Happy New Year folks!
And what a new year it has been!
Readers who read my last story would be knowing that I have had been having some problems in the relationship with my mother. We started our incestuous liaisons back when I turned 18. I have had been having thoughts about my future, whether I want to get married down the line and have a "normal relationship" and whether what I am doing with my mother right now is in my best interests. I was battling these thoughts day in and day out until one of the most memorable nights in my life changed the entire course of what I had been thinking about.
Let me clarify. Mom gave me a wonderful surprise on my 22nd birthday by engaging in some incredible sex with me. But, even after that wonderful sexual episode, my mind kept on venturing on about thoughts about my future. Mom knew all of this quite well. After all, she is my mom. But she didn't confront me about it probably for the fear of how I would react. But sooner or later that mantle had to be broken.
That day came on 31st December 2012. I didn't have any great plans for the last night of the year so I decided to sit back at home, curl up in a blanket and watch a good movie. Mom, on the other hand did have plans to go out with some of her friends for some drinking (which is still prohibited but widely tolerated in Ahmedabad) but that plan had come to naught because there was fear of police raids to curb illegal drinking. Mom and her friends thought it would be too risky so they postponed the drinking program to some future date. Obviously, she wasn't happy that her new year eve plans were trashed. In fact she was quite irritable that day. Add to the fact that dad had to go to Mumbai on 29th for an emergency meeting with some of his clients who had arrived unannounced from London.
Mom was sitting in the living room after dinner watching some run down Star World soap when I came by to tell her that I was planning to retire early to my room, watch a movie and just go to sleep afterwards. She looked up at me with a strange look which honestly speaking, I didn't like. She seemed to be in pain, like something was eating her from within. But she couldn't speak up at first.
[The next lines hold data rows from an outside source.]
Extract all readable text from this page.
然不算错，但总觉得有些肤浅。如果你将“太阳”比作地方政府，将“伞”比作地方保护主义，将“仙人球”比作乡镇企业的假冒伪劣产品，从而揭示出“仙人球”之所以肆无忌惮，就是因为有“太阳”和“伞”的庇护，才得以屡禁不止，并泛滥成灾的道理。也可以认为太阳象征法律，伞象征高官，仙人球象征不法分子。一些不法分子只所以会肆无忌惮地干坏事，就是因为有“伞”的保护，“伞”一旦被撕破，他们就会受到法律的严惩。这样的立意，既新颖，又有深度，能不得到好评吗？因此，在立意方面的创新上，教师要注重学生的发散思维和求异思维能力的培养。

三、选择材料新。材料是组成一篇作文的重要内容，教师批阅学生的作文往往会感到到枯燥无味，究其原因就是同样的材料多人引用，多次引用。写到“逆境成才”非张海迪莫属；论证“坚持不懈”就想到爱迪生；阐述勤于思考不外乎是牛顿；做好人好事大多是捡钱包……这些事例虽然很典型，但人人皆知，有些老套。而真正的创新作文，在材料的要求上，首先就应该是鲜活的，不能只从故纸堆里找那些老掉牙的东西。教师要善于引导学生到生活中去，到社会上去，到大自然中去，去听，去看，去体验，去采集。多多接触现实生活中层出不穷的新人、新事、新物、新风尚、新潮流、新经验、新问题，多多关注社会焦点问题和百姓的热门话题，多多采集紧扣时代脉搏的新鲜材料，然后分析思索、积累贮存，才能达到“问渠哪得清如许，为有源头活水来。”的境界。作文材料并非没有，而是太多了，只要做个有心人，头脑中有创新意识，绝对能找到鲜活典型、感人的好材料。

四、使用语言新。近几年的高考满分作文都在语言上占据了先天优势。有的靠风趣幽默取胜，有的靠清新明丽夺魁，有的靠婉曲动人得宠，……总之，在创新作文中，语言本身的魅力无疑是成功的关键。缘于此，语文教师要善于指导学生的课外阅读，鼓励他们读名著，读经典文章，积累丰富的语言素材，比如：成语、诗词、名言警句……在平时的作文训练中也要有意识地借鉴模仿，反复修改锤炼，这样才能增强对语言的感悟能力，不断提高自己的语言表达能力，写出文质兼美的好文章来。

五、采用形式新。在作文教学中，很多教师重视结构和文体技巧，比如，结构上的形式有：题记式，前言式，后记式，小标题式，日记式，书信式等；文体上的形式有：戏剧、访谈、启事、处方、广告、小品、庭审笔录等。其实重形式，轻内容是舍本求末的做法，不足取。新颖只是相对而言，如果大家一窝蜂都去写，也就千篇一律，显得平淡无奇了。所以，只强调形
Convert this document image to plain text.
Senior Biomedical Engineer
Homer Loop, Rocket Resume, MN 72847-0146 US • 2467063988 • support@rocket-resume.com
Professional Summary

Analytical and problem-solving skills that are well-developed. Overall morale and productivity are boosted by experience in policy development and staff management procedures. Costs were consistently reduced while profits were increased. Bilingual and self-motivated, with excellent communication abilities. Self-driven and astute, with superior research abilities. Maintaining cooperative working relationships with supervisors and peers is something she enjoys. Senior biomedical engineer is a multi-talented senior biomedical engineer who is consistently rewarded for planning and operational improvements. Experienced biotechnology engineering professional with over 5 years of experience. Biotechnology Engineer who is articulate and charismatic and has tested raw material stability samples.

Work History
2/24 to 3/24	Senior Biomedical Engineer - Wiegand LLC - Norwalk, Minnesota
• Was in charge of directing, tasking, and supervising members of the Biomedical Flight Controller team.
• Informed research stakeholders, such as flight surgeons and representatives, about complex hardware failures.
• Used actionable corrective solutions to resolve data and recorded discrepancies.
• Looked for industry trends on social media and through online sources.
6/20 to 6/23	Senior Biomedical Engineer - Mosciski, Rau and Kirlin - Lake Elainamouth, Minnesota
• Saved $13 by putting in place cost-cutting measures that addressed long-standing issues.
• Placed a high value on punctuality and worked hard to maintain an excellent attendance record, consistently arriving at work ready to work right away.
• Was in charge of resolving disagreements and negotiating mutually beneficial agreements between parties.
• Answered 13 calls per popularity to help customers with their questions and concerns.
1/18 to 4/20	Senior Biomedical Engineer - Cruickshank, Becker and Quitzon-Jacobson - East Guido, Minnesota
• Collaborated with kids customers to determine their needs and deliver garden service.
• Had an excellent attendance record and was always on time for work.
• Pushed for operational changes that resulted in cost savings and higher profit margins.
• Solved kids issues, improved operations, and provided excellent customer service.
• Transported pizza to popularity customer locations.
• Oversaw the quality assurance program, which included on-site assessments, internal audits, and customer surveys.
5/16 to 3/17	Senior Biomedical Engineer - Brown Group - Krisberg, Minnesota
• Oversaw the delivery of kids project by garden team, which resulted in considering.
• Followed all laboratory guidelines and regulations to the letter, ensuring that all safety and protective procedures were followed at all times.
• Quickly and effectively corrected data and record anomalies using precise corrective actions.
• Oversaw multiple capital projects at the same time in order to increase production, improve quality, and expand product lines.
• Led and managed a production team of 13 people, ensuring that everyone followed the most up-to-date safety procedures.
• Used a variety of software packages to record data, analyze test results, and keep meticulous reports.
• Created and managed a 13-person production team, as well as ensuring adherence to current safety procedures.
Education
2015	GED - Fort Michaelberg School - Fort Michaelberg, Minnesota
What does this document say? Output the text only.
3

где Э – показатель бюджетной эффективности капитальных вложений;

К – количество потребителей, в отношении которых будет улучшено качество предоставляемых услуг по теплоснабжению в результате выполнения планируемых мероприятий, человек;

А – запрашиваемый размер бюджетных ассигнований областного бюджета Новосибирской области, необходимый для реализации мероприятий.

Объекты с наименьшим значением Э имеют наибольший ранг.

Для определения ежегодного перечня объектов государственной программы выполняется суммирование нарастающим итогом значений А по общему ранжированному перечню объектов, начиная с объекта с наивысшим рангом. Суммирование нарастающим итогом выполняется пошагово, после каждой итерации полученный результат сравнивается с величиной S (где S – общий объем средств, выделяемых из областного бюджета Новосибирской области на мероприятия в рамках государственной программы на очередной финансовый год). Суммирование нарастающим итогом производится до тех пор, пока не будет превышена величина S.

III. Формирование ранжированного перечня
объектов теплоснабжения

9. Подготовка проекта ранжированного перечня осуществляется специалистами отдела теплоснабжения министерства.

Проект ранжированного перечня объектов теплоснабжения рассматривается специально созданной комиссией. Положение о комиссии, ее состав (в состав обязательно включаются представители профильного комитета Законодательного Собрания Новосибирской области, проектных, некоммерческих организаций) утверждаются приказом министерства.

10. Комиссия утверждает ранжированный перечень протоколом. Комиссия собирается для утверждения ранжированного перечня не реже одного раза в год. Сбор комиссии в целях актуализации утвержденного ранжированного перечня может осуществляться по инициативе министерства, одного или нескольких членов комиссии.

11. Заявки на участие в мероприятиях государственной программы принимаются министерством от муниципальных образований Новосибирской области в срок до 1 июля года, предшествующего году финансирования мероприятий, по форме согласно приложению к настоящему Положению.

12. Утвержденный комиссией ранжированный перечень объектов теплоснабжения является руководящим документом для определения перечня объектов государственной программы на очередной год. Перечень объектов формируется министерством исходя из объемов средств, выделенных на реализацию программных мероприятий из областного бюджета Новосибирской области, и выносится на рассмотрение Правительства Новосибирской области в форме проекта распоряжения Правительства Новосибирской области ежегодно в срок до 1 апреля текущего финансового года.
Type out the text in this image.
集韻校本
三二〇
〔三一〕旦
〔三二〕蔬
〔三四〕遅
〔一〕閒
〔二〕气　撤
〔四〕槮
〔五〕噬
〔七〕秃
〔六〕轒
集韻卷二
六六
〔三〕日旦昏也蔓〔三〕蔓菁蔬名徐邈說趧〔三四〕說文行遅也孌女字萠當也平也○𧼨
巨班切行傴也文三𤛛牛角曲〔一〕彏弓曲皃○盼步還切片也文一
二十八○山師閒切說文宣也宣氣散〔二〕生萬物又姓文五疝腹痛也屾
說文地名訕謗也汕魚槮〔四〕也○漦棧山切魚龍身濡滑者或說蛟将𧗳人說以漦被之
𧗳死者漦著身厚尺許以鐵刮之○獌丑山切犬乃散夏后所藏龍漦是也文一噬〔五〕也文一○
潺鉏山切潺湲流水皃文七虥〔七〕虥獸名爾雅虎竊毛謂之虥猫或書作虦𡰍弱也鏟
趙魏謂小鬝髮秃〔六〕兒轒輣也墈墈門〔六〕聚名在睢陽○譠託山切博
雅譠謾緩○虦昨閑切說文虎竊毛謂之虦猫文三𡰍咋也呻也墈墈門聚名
I thought she would cry, but then adjusted herself on the sofa and looked at me with a calm, composed look. Then, she started talking.
She told me she knew that I was thinking about my current relationship with her and the future of our relationship together. She confessed to be thinking about it herself too as she didn't want to jeopardize my future by clinging on to me. She said she loved me like a son and as a lover but more importantly, she just enjoyed the taboo nature of our relationship and the sex that we had been indulging in for the last four years.
I was startled. I knew mom loved me as a son and also as a lover but I didn't know she loved the sex more! But in a strange way, it all made sense. Generally, in a relationship involving a young man with a much older woman, it would normally be the guy who would crave for and initiate sex. But, in my case, it was almost always my mom who initiated sex. She was and continues to be insatiable. I agreed on the part where the sheer taboo of it made the sex amazing.
I asked her what "solution" she had to our predicament here. It was obvious we loved each other and the sex, but we needed to formulate some plan for the future. Things as usual could not continue indefinitely.
Mom said I was free to go out and get as many girl friends as I liked. She didn't want to interfere in that aspect of my life. She didn't mind giving me the sexual freedom that people for her generation had always clamoured for but never got. She had even confessed to me one night after love making that she had always wanted sexual freedom but could never get it in our moribund society. She didn't mind me falling in love with someone else and making a good life for myself with her. She was my mother and always wanted my happiness above all.
There were only two conditions. One, I had to continue having sex with her till she desired even if it was behind closed doors and in the future, behind my wife's back. Second, she wanted me to experiment in bed with her. She had a lot of curiosity of the sexual kind and had always wanted to get 'groovy' with someone she trusted. That someone was obviously me.
Listening to this was sort of making my head spin. I didn't realize the amount of love and desire that my mom had. Love for me and desire for sex. She was prepared to leave me to my machinations but only if she got the 'loving' that she had so desperately craved for. This might seem fucked up to many but in my view, this was unbridled passion. A kind of passion that only a mother and son in a loving relationship like ours could comprehend and appreciate. Also, it was a convenient arrangement for me. I would get to fuck both, my future wife and my mother. Boy, I was a fucking pervert!